How does sensitivity of Tn-T for detection of MI compare to EKG, CK, and CK-MB? How can myoglobin be used?
EKG: detects 5-10 g of tissue damage (substantial amount of tissue)
CK: 0.2 g of tissue
CK-MB: 0.02 g of tissue
Tn-T: 0.003 g of tissue
Remember that other proteins levels may also be detected to confirm dx: LDH, AST. Myoglobin is not specific bc there is a vast amount of skeletal muscle that contains myoglobin. However, myoglobin can be used to detect the extent of damage.
What 2 enzymes are used as therapeutic agents for MI? How do they work? What is a drawback to these therapies?

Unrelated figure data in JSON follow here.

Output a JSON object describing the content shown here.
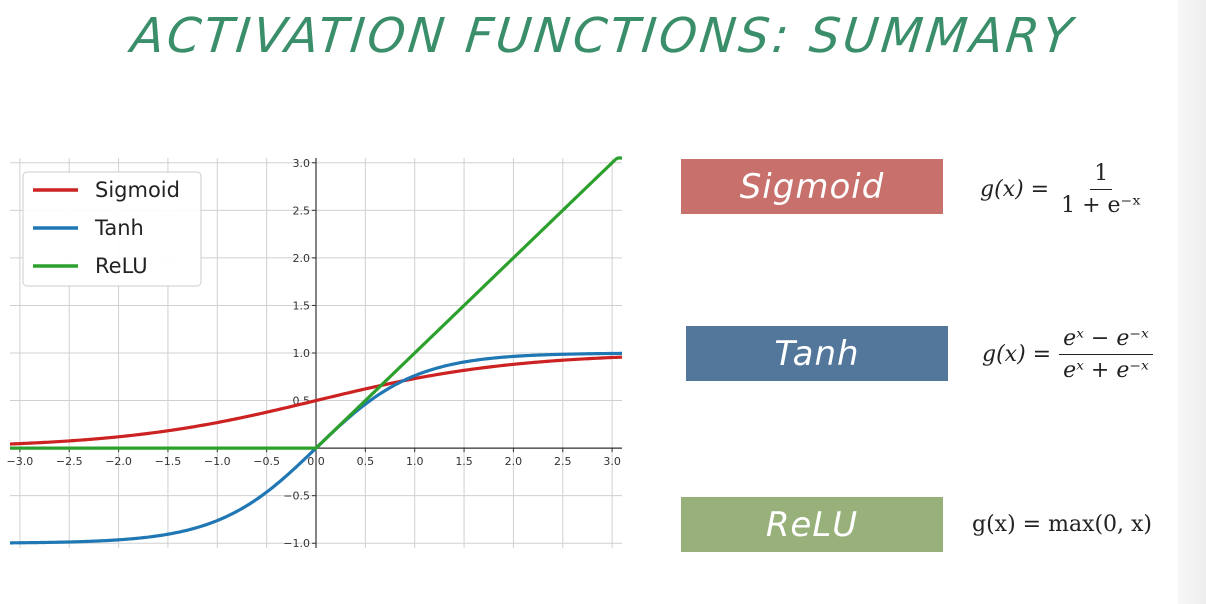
{
  "slide": {
    "title": "ACTIVATION FUNCTIONS: SUMMARY"
  },
  "functions": [
    {
      "name": "Sigmoid",
      "color": "#c8706c",
      "formula_lhs": "g(x) =",
      "formula_numerator": "1",
      "formula_denominator": "1 + e⁻ˣ"
    },
    {
      "name": "Tanh",
      "color": "#52779b",
      "formula_lhs": "g(x) =",
      "formula_numerator": "eˣ − e⁻ˣ",
      "formula_denominator": "eˣ + e⁻ˣ"
    },
    {
      "name": "ReLU",
      "color": "#98b07a",
      "formula": "g(x) = max(0, x)"
    }
  ],
  "chart_data": {
    "type": "line",
    "xlim": [
      -3.1,
      3.1
    ],
    "ylim": [
      -1.05,
      3.05
    ],
    "x_ticks": [
      -3.0,
      -2.5,
      -2.0,
      -1.5,
      -1.0,
      -0.5,
      0.0,
      0.5,
      1.0,
      1.5,
      2.0,
      2.5,
      3.0
    ],
    "x_tick_labels": [
      "−3.0",
      "−2.5",
      "−2.0",
      "−1.5",
      "−1.0",
      "−0.5",
      "0.0",
      "0.5",
      "1.0",
      "1.5",
      "2.0",
      "2.5",
      "3.0"
    ],
    "y_ticks": [
      -1.0,
      -0.5,
      0.0,
      0.5,
      1.0,
      1.5,
      2.0,
      2.5,
      3.0
    ],
    "y_tick_labels": [
      "−1.0",
      "−0.5",
      "0.0",
      "0.5",
      "1.0",
      "1.5",
      "2.0",
      "2.5",
      "3.0"
    ],
    "grid": true,
    "legend": "top-left",
    "x": [
      -3.0,
      -2.5,
      -2.0,
      -1.5,
      -1.0,
      -0.5,
      0.0,
      0.5,
      1.0,
      1.5,
      2.0,
      2.5,
      3.0
    ],
    "series": [
      {
        "name": "Sigmoid",
        "color": "#cc2222",
        "values": [
          0.047,
          0.076,
          0.119,
          0.182,
          0.269,
          0.378,
          0.5,
          0.622,
          0.731,
          0.818,
          0.881,
          0.924,
          0.953
        ]
      },
      {
        "name": "Tanh",
        "color": "#1f77b4",
        "values": [
          -0.995,
          -0.987,
          -0.964,
          -0.905,
          -0.762,
          -0.462,
          0.0,
          0.462,
          0.762,
          0.905,
          0.964,
          0.987,
          0.995
        ]
      },
      {
        "name": "ReLU",
        "color": "#2ca02c",
        "values": [
          0.0,
          0.0,
          0.0,
          0.0,
          0.0,
          0.0,
          0.0,
          0.5,
          1.0,
          1.5,
          2.0,
          2.5,
          3.0
        ]
      }
    ]
  }
}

Blood clots formed in MI can be dissolved by plasmin. However, plasmin circulates in the blood in its inactive form, plasminogen. Plasminogen can be activated by:
streptokinase: from streptococcus
tissue plasminogen activator (t-PA)
These enzymes activate fibrinolysis by activing plasminogen to the active enzyme, plasmin. The resultant plasmin degrades insoluble fibrin.
The drawback to these therapies is that the enzymes are removed from circulation very rapidly so high doses must be used.